Autograph letter signed “Millard Fillmore,” 1p, 5” x 8”, Buffalo, March 28, 1857. To Hon. Hamilton Fish. Integral leaf, docketed on verso, tipped to a card. Fine condition.

In full, “Perceiving that the Senate ordered some extra copies of the Opinions of the Supreme Court in the case of Dred Scott to be printed & being desirous of reading the whole, may I ask the favor of a copy if you have one to spare.”

Dred Scott was a slave in Missouri. From 1833-1843, he resided in Illinois (a free state) and in an area of the Louisiana Territory, where slavery was forbidden by the Missouri Compromise of 1820. After returning to Missouri, Scott sued unsuccessfully in the Missouri courts for his freedom, claiming that his residence in free territory made him a free man.
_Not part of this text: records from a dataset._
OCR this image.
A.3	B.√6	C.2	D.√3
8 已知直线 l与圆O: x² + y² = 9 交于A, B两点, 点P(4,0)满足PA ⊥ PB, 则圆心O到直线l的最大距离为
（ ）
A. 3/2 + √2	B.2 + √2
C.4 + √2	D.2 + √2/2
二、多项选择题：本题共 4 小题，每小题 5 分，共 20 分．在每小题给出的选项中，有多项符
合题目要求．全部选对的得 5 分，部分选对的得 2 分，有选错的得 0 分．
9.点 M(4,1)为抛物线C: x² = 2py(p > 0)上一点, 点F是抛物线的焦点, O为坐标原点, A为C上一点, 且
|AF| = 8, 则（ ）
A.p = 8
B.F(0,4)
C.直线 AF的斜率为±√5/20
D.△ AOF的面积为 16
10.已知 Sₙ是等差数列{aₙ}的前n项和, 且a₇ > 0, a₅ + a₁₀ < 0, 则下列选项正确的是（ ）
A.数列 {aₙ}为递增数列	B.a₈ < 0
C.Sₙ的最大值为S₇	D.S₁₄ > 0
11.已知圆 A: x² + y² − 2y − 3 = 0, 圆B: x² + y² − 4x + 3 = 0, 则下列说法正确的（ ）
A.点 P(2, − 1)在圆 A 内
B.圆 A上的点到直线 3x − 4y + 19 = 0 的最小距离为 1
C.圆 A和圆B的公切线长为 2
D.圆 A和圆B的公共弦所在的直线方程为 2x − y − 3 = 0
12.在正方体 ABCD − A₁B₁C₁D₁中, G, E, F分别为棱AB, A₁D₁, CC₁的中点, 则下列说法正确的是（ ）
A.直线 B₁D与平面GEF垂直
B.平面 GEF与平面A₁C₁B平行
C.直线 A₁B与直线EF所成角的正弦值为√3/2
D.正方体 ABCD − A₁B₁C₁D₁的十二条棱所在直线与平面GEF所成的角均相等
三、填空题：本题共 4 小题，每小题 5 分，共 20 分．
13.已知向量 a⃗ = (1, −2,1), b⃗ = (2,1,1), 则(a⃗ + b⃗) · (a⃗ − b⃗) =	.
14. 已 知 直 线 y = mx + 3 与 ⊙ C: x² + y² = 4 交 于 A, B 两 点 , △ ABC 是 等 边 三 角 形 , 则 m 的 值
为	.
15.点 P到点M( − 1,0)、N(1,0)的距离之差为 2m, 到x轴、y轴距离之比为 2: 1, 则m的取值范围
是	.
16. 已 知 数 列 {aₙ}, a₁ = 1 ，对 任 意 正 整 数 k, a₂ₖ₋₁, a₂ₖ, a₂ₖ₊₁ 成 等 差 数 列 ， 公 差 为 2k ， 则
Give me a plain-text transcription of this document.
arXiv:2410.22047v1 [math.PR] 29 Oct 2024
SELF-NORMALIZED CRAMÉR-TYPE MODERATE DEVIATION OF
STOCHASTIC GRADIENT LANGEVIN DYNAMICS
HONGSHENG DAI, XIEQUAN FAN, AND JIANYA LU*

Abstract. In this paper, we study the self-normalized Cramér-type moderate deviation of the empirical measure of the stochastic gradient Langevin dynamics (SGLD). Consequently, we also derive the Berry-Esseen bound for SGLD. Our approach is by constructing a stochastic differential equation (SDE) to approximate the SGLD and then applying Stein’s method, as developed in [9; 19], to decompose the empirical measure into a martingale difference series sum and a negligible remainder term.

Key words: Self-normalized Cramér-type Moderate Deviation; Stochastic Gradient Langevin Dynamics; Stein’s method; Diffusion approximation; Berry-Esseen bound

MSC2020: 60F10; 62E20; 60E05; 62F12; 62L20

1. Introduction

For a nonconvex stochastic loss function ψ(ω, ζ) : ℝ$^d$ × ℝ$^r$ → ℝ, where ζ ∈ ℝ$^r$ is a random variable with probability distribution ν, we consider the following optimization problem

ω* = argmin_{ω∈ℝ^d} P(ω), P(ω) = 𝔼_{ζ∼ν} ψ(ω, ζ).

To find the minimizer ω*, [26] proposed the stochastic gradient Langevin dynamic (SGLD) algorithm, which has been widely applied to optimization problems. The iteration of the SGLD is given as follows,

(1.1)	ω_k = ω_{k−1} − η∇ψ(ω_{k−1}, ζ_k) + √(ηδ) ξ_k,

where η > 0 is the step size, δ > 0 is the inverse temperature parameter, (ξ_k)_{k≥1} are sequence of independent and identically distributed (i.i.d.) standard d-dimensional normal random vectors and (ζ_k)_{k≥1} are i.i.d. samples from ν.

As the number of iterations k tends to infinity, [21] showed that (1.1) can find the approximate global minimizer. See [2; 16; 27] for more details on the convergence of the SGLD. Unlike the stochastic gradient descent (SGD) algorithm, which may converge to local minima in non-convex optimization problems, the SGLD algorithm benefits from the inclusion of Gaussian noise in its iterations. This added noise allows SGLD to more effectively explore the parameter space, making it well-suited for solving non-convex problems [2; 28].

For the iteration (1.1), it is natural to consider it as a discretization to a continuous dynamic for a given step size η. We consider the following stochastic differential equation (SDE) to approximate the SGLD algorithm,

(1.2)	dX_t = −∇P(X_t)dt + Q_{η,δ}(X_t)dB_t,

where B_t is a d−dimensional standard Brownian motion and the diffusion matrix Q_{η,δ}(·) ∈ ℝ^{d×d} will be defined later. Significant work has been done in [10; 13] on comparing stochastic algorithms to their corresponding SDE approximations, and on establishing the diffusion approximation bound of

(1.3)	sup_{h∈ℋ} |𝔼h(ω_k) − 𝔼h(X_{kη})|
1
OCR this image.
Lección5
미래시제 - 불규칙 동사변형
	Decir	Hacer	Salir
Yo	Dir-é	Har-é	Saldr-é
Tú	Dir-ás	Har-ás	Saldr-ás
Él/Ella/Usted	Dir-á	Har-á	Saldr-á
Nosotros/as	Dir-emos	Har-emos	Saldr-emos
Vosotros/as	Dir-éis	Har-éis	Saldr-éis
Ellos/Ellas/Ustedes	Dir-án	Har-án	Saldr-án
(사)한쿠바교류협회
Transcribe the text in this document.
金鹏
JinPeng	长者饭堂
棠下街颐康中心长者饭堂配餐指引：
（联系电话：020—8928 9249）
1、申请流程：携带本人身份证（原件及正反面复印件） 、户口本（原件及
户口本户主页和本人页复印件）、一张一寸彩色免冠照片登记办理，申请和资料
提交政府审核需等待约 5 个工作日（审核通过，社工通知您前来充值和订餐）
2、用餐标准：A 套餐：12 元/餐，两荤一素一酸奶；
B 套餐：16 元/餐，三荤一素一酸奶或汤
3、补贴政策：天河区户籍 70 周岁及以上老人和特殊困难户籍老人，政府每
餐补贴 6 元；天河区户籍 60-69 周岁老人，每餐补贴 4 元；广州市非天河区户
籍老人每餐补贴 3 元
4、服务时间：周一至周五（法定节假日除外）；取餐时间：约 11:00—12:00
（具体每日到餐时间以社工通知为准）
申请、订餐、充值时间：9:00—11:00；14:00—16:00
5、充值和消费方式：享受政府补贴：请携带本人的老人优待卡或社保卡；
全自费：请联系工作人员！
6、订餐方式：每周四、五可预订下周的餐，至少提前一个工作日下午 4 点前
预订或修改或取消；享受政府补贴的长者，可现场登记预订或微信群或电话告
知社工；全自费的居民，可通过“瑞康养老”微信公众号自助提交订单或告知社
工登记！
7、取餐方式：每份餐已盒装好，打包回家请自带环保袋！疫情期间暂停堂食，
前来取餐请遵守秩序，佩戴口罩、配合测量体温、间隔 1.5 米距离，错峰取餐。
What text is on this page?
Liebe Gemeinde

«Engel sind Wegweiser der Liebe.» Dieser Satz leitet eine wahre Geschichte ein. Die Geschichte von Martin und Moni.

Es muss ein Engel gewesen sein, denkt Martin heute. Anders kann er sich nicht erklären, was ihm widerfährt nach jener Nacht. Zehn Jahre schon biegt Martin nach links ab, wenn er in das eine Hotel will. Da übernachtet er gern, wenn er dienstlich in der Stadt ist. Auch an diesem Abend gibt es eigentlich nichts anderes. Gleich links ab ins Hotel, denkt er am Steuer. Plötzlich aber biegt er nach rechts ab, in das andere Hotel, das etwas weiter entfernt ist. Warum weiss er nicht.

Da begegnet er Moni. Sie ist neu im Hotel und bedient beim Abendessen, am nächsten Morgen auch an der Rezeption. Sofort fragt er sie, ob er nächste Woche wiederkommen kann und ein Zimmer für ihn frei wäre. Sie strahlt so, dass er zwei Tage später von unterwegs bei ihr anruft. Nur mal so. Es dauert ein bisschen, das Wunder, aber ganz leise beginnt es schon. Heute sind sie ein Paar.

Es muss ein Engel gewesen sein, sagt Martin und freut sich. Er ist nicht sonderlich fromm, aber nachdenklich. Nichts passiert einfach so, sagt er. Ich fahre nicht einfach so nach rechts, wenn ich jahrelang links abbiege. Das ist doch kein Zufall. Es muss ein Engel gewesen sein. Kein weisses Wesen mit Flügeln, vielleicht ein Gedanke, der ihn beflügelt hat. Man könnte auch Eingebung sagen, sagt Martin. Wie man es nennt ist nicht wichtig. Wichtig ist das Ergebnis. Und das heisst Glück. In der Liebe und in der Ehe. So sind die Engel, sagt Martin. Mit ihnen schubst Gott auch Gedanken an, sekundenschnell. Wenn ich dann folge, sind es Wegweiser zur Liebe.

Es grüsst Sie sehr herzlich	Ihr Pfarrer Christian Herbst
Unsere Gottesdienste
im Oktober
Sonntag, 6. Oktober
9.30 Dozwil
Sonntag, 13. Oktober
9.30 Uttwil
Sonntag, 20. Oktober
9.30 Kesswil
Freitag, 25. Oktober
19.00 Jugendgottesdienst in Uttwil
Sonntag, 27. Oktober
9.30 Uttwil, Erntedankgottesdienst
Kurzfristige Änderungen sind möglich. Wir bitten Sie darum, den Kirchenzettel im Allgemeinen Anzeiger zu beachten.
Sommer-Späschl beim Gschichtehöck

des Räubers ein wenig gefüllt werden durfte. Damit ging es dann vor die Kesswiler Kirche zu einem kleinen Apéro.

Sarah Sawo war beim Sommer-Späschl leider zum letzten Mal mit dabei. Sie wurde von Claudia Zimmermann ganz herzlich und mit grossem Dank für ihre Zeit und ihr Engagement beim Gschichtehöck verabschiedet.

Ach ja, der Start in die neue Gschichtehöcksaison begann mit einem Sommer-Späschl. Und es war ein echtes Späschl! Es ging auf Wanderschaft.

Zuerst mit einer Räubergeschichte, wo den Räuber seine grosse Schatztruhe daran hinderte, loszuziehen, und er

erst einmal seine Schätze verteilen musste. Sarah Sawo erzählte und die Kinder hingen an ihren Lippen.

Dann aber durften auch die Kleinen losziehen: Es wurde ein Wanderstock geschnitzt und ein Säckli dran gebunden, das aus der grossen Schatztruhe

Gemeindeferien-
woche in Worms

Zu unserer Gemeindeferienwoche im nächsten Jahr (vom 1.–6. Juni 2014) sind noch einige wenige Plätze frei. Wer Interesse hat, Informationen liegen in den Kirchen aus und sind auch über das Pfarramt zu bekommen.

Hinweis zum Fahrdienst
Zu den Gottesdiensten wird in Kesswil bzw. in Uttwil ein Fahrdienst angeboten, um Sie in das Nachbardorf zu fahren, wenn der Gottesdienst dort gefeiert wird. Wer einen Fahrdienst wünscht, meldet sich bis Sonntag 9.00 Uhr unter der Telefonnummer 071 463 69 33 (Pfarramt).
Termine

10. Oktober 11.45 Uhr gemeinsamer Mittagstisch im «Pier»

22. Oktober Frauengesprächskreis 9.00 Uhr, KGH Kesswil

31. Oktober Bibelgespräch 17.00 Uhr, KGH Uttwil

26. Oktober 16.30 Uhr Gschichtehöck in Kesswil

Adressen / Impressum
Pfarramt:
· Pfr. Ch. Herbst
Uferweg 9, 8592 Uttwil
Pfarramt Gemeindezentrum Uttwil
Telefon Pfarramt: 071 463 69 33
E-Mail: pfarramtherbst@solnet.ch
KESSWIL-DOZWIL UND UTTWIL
The Supreme Court decision, Dred Scott v. Sandford, was issued on March 6, 1857. Delivered by Chief Justice Roger Taney, the 7-2 opinion declared that slaves were not citizens of the United States and could not sue in Federal courts. In addition, the Court declared that the Missouri Compromise was unconstitutional and that Congress did not have the authority to prohibit slavery in the territories. In 1851, President Fillmore appointed Benjamin R. Curtis to the Supreme Court; it was his only Supreme Court appointment. Curtis was one of the two Justices voting for Dred Scott.

Millard Fillmore personally opposed slavery, but as President (1850-1853), he saw the Compromise of 1850 as necessary to preserve the Union and enforced its strong Fugitive Slave Act which enacted strict provisions for returning runaway slaves to their owners. Former Whig Governor of New York, Hamilton Fish had served in the U.S. Senate from December 1, 1851 to March 3, 1857. He was against the spread of slavery.

The Dred Scott decision was overturned by the 13th and 14th Amendments to the Constitution.